Three out of 5 undocumented immigrants are younger adults: between ages 25 and 44.
Contrary to the common image of single and unattached undocumented immigrants, the ICIRR study showed that 9 out of 10 live in family households.
Of those Illinois family households that include at least one undocumented immigrant, 87 percent are mixed-status; that is, they include a U.S. citizen or immigrant with lawful status. In just over half (55 percent) of Illinois married couples with an undocumented spouse, the other is lawfully present, either native-born, naturalized or a lawful permanent resident. Just over 1 in 3 (37 percent) of these couples include a spouse who is a U.S. citizen.
“Undocumented immigrants have strong equities in this country, a fact that provides a powerful argument against enforcement policies that separate these immigrants from their lawfully present spouses and children,” said the study, written by Fred Tsao with research from Rob Paral and Associates. “Indeed, the fact that 78,000 undocumented immigrants in Illinois are married to a U.S. citizen or lawfully present immigrant spouse further suggests that any immigration reform legislation should fix the unlawful presence bars and other obstacles that currently block the undocumented spouses from gaining lawful status through sponsorship of the lawfully present spouses.”
Sponsorship by lawfully present spouses would be quicker and simpler than legalization methods discussed in the Senate version of the immigration reform bill and would remove the threat of separation, Tsao said.

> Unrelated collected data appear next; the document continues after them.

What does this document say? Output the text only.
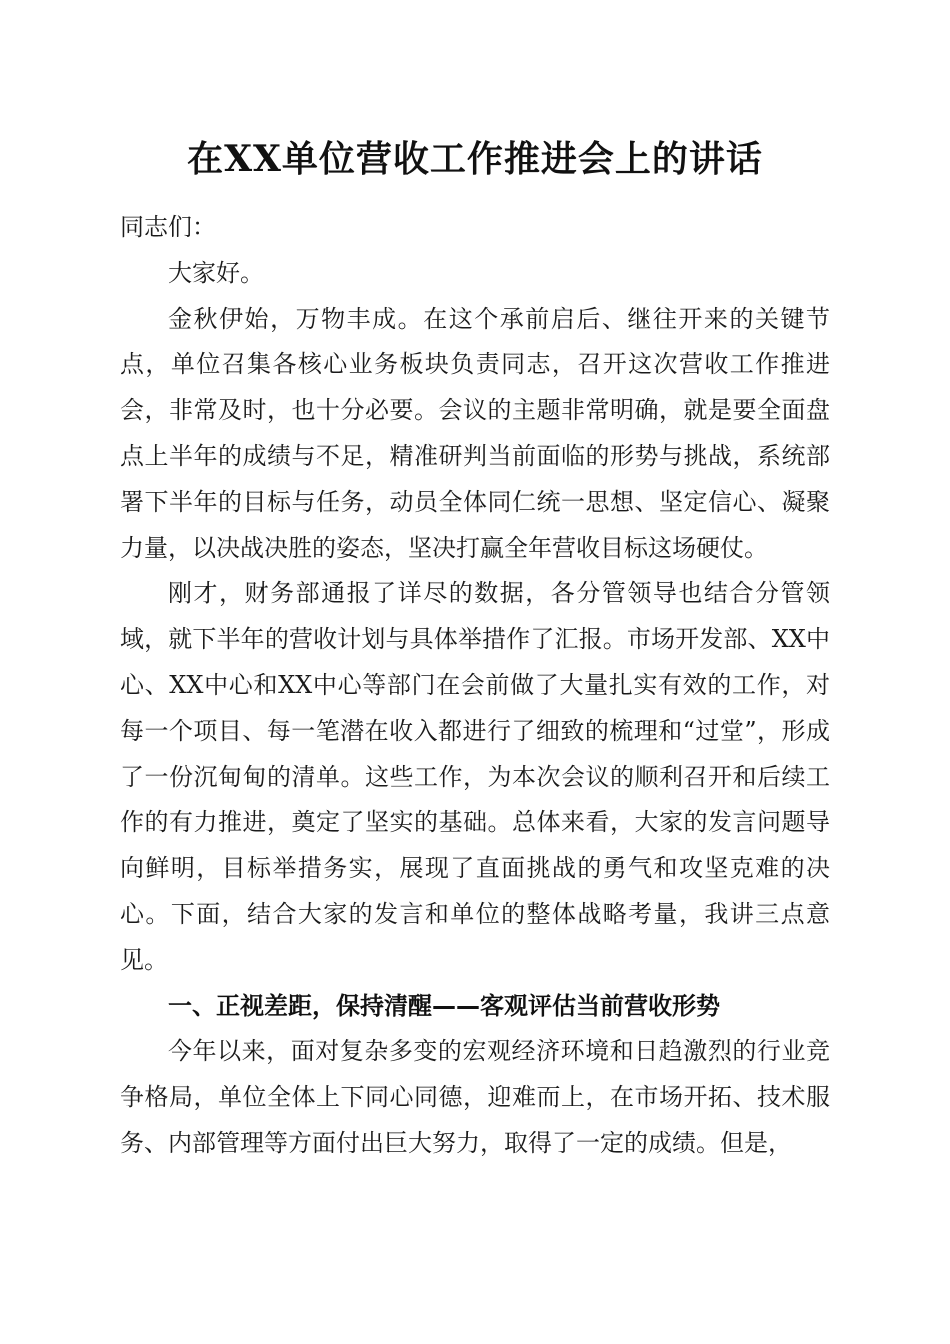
在XX单位营收工作推进会上的讲话

同志们：

大家好。

金秋伊始，万物丰成。在这个承前启后、继往开来的关键节点，单位召集各核心业务板块负责同志，召开这次营收工作推进会，非常及时，也十分必要。会议的主题非常明确，就是要全面盘点上半年的成绩与不足，精准研判当前面临的形势与挑战，系统部署下半年的目标与任务，动员全体同仁统一思想、坚定信心、凝聚力量，以决战决胜的姿态，坚决打赢全年营收目标这场硬仗。

刚才，财务部通报了详尽的数据，各分管领导也结合分管领域，就下半年的营收计划与具体举措作了汇报。市场开发部、XX中心、XX中心和XX中心等部门在会前做了大量扎实有效的工作，对每一个项目、每一笔潜在收入都进行了细致的梳理和“过堂”，形成了一份沉甸甸的清单。这些工作，为本次会议的顺利召开和后续工作的有力推进，奠定了坚实的基础。总体来看，大家的发言问题导向鲜明，目标举措务实，展现了直面挑战的勇气和攻坚克难的决心。下面，结合大家的发言和单位的整体战略考量，我讲三点意见。

一、正视差距，保持清醒——客观评估当前营收形势

今年以来，面对复杂多变的宏观经济环境和日趋激烈的行业竞争格局，单位全体上下同心同德，迎难而上，在市场开拓、技术服务、内部管理等方面付出巨大努力，取得了一定的成绩。但是，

Undocumented immigrants participate in the state’s labor force at a rate just slightly higher than the general population (68 percent vs. 66 percent). These immigrants work in diverse areas of the Illinois economy:
• 20 percent of them are in manufacturing;
• 20 percent are in accommodations and food services;
• 11 percent in administrative and support services (including waste management);
• 10 percent are in construction
Other common occupations are sales and office work; transportation and material logistics; building and grounds cleaning and maintenance; management, business, science, arts and professional work.
However, nearly 1 in 3 of these undocumented workers (29 percent, or 146,000 persons) have annual income below the federal poverty level, which is $23,550 for a family of four. Another 34 percent (171,000 persons) earn between 100 and 200 percent of the federal poverty level.
The ICIRR report notes that the Senate immigration reform bill would require immigrants to maintain earnings at the federal poverty level in order to renew their provisional status. Those seeking a green card would need annual income at 125 percent of the federal poverty level.
According to the report, “To have a fair opportunity to gain lawful status through a legalization program, our state’s undocumented immigrants will need to have available to them English language and vocational training programs that would enable them to enhance their education and job skills. Such programming would enable legalizing immigrants to not only meet the requirements of legalization but also to contribute even more to our state’s economic and civic life.”
Language is another barrier for immigrants who seek legalization. Across the state, more than 4 in 5 undocumented immigrants speak Spanish, while many of the remainder speak an Asian language. As a result, outreach will have to be conducted primarily in Spanish. Organizations that serve people from the Philippines, India, Korea and China will need to be included.
Even though 36 percent of the undocumented population lives in the suburbs, there are fewer supports for them there than in Chicago.